Video

Context Engineering for AI Agents: Managing Intelligence at Scale

Written by SambaNova | April 15, 2026

Context engineering has quickly become the single biggest lever for making complex AI agents reliable in production. In this hands-on session — part three of the Building Agentic Applications series — Kwasi Ankomah, Director of AI Solutions at SambaNova, explains what context engineering is, why agents fail when context grows unmanaged, and how to fix it with patterns used inside tools like Claude Code, OpenCode, and DeepAgents.

At its core, context engineering means giving an agent exactly the right context at the right time, and nothing more. As agents call tools, search the web, query databases, and hold conversations, context arrives from everywhere and the model's context window fills fast. This session shows how to keep that window clean so your agents stay accurate, fast, and affordable as they scale.

Why agents lose the plot: context collapse

Two distinct problems cause agent failures. The first is the hard token limit — roughly 128K–200K tokens on frontier open-source models and up to ~1 million on closed models like Claude Opus and Gemini. Once the window fills, the oldest messages get dropped and the agent loses early instructions.
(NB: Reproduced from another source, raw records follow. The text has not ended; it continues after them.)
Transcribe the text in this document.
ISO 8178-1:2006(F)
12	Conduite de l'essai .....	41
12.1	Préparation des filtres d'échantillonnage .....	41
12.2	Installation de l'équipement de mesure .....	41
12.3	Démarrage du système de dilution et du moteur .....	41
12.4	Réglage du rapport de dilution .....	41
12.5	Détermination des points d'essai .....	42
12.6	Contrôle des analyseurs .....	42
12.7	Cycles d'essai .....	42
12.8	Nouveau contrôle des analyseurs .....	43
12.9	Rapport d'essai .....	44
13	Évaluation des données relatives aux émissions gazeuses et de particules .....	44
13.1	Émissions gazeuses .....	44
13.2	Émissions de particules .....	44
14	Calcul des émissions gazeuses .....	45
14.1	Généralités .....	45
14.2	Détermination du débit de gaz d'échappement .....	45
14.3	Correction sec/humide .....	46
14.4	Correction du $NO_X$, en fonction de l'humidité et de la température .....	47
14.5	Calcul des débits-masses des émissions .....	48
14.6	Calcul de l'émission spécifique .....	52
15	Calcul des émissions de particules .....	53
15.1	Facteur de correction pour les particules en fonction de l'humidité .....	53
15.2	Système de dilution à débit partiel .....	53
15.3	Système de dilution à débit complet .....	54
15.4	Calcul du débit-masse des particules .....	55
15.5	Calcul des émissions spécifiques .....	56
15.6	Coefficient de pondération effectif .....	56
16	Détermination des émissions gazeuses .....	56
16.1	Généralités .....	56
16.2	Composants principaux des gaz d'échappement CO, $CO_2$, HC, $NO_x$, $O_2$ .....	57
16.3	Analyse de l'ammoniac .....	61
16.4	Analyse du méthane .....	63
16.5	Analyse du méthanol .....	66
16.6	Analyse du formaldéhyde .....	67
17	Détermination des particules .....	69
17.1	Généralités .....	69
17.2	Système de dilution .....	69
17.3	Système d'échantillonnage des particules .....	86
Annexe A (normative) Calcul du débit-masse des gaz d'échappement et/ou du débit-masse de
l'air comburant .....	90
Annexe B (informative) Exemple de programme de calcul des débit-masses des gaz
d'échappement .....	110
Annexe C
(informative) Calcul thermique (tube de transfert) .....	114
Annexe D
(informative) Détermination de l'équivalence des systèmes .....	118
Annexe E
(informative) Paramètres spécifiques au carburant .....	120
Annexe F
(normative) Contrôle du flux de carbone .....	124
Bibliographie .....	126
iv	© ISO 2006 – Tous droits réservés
The second is attention degradation, the well-documented "lost in the middle" effect: models attend strongly to the beginning and end of context but far less to the middle, so critical details buried in long context become effectively invisible. Together these produce context collapse — falling accuracy and rising latency as context bloats.

The five context types

A practical framework for diagnosing agents is to ask which context type is broken?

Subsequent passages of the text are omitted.